American actress (1958–2002)

Judith Amy Toll (January 14, 1958 - May 2, 2002) was an American comedian, writer, and actress.

== Career ==
Born in Philadelphia, Pennsylvania, Toll wrote for television programs including Sex and the City, Boy Meets World, Alright Already, and The Geena Davis Show. A Groundling trained in sketch and improv comedy, she started in the local comedy clubs of Philadelphia, such as The Jail House in West Philadelphia and The Comedy Factory Outlet in Old City. She also acted in several TV shows including Curb Your Enthusiasm and Red Shoe Diaries.

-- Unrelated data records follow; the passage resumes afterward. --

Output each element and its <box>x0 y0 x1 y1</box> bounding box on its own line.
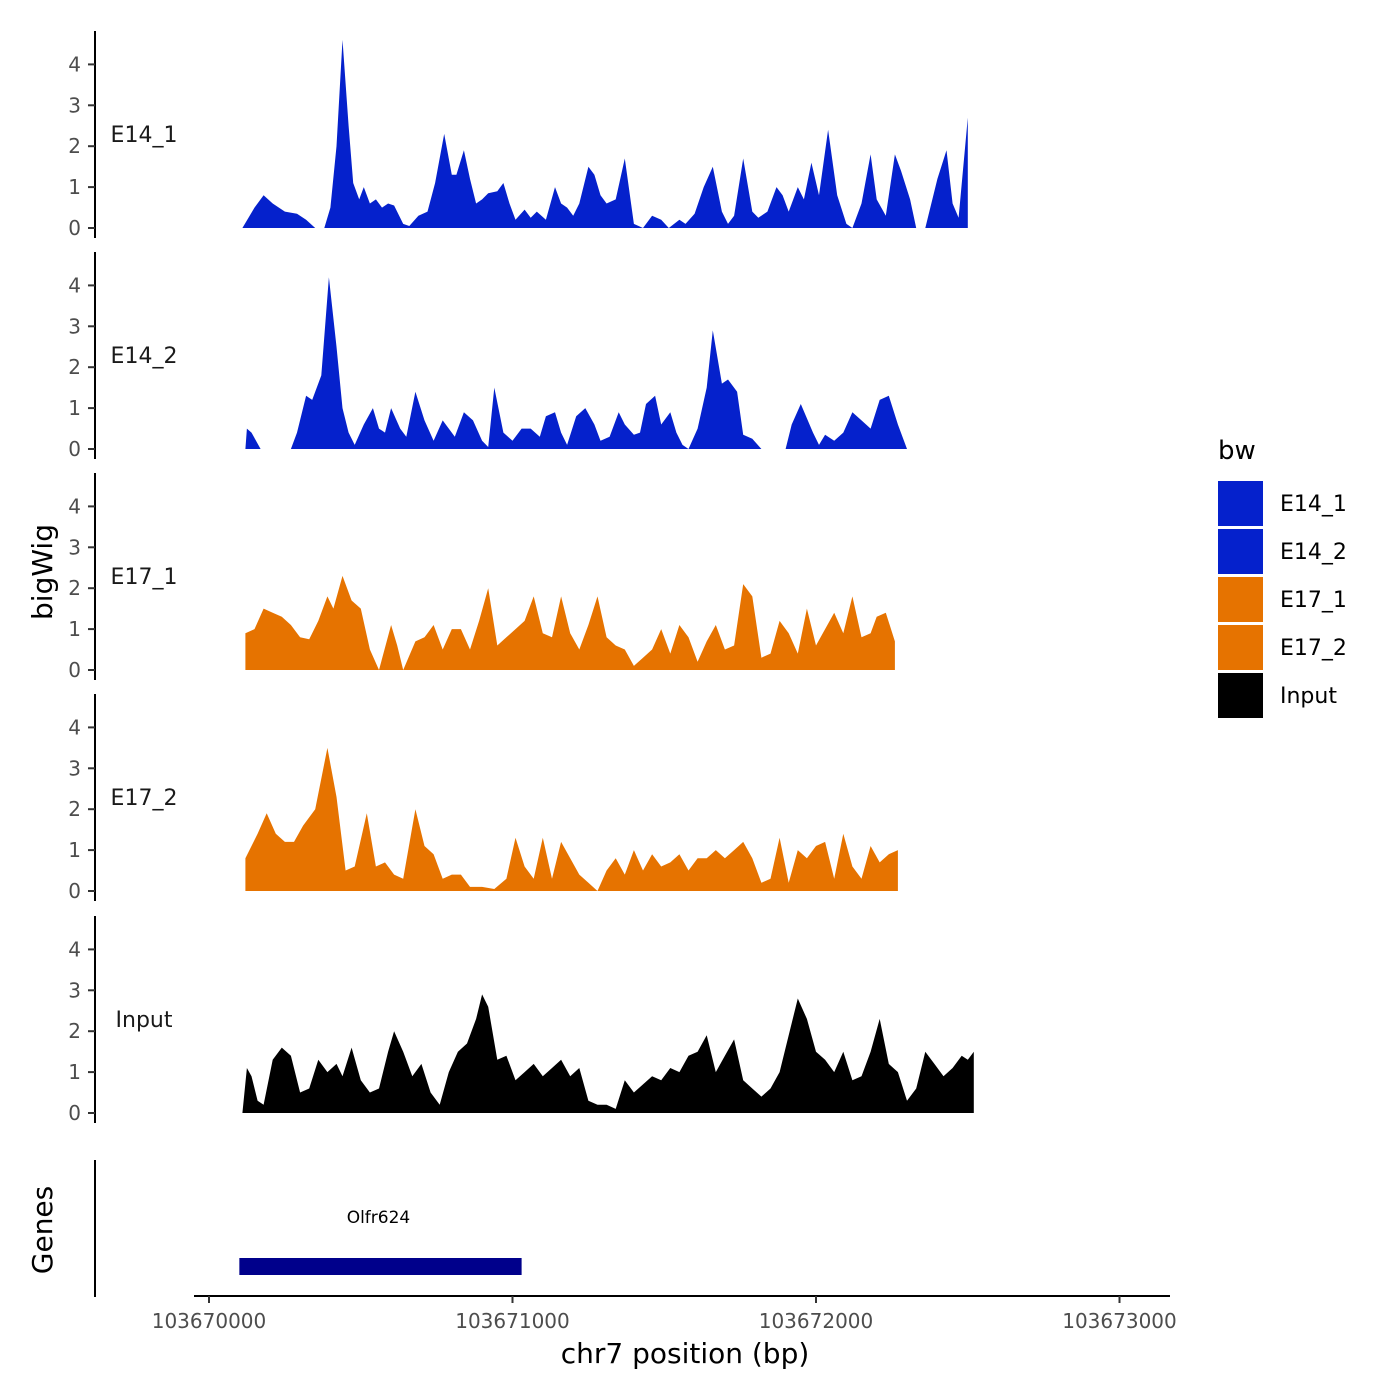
legend-key-E17_2 <box>1218 625 1263 670</box>
y-tick-label: 0 <box>68 437 81 461</box>
y-tick-label: 2 <box>68 134 81 158</box>
gene-label: Olfr624 <box>347 1208 411 1228</box>
track-label: E17_2 <box>111 786 178 811</box>
legend-label: E14_1 <box>1280 492 1347 517</box>
x-axis: 103670000 103671000 103672000 103673000 <box>152 1295 1177 1333</box>
y-tick-label: 1 <box>68 1060 81 1084</box>
y-tick-label: 4 <box>68 715 81 739</box>
legend-label: Input <box>1280 684 1337 709</box>
track-E17_2: 0 1 2 3 4 E17_2 <box>68 694 898 903</box>
y-tick-label: 2 <box>68 576 81 600</box>
y-tick-label: 1 <box>68 838 81 862</box>
y-tick-label: 0 <box>68 879 81 903</box>
track-E17_1: 0 1 2 3 4 E17_1 <box>68 473 895 682</box>
legend-label: E17_1 <box>1280 588 1347 613</box>
y-tick-label: 3 <box>68 756 81 780</box>
y-tick-label: 2 <box>68 797 81 821</box>
legend-label: E14_2 <box>1280 540 1347 565</box>
track-E14_1: 0 1 2 3 4 E14_1 <box>68 31 968 240</box>
x-axis-title: chr7 position (bp) <box>561 1337 810 1370</box>
coverage-area-E14_2 <box>245 277 907 449</box>
x-tick-label: 103673000 <box>1062 1309 1177 1333</box>
y-tick-label: 1 <box>68 617 81 641</box>
legend-label: E17_2 <box>1280 636 1347 661</box>
y-tick-label: 3 <box>68 93 81 117</box>
genes-track-title: Genes <box>26 1186 59 1274</box>
track-E14_2: 0 1 2 3 4 E14_2 <box>68 252 907 461</box>
y-tick-label: 4 <box>68 273 81 297</box>
legend-key-E17_1 <box>1218 577 1263 622</box>
y-tick-label: 2 <box>68 1019 81 1043</box>
track-label: Input <box>116 1008 173 1033</box>
y-tick-label: 4 <box>68 52 81 76</box>
track-Input: 0 1 2 3 4 Input <box>68 916 974 1125</box>
y-tick-label: 0 <box>68 658 81 682</box>
gene-body-Olfr624 <box>239 1258 522 1275</box>
y-tick-label: 3 <box>68 978 81 1002</box>
coverage-tracks: 0 1 2 3 4 E14_1 0 1 2 3 4 E14_2 0 1 2 3 4 E17_1 0 1 2 3 4 E17_2… <box>68 31 974 1125</box>
y-tick-label: 2 <box>68 355 81 379</box>
y-tick-label: 3 <box>68 535 81 559</box>
coverage-area-Input <box>242 994 974 1113</box>
genes-panel: Olfr624 <box>94 1160 522 1297</box>
y-tick-label: 4 <box>68 937 81 961</box>
legend-key-E14_2 <box>1218 529 1263 574</box>
track-label: E17_1 <box>111 565 178 590</box>
legend-title: bw <box>1218 436 1256 466</box>
y-tick-label: 0 <box>68 216 81 240</box>
x-tick-label: 103670000 <box>152 1309 267 1333</box>
y-tick-label: 0 <box>68 1101 81 1125</box>
legend: bw E14_1 E14_2 E17_1 E17_2 Input <box>1218 436 1347 718</box>
track-label: E14_1 <box>111 123 178 148</box>
y-tick-label: 4 <box>68 494 81 518</box>
coverage-area-E14_1 <box>242 39 968 229</box>
track-label: E14_2 <box>111 344 178 369</box>
x-tick-label: 103671000 <box>455 1309 570 1333</box>
x-tick-label: 103672000 <box>759 1309 874 1333</box>
y-tick-label: 1 <box>68 396 81 420</box>
y-axis-title: bigWig <box>26 524 59 620</box>
legend-key-Input <box>1218 673 1263 718</box>
y-tick-label: 3 <box>68 314 81 338</box>
legend-key-E14_1 <box>1218 481 1263 526</box>
y-tick-label: 1 <box>68 175 81 199</box>
coverage-area-E17_2 <box>245 747 898 891</box>
coverage-area-E17_1 <box>245 575 895 670</box>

She was also known for her portrayal of "Andrea Dice Clay", a parody of shock comedian Andrew Dice Clay. She co-wrote the film Casual Sex? with fellow Groundling Wendy Goldman. The film was based on a play they wrote at The Groundlings. Sex and the City episode "Cover Girl" (Season 5, episode 4) has been dedicated to Judy Toll, as well as the pilot episode of Less than Perfect. A streaming audiobook with material she performed at Un-Cabaret, Judy Toll: Shareaholic is available.

== Discography ==
- The Dice Woman "Lips Only" (PolyGram, 1991) VHS/broadcast
- The Funniest Woman You've Never Heard Of (Judecat, 2010) DVD/streaming
- Shareaholic (Comedy Dynamics, 2015) CD/streaming

=== Appearances ===
- Un-Cabaret: Freak Weather Feels Different (BG Records, 1995) Tracks 5 & 28, CD/streaming
- The Good, the Bad, and the Drugly (Comedy Dynamics, 2015) Track 12, CD/streaming

== Death ==
Toll died in 2002 of melanoma. Her life was the subject of a 2007 documentary, Judy Toll: The Funniest Woman You've Never Heard Of, produced by her brother, Gary Toll.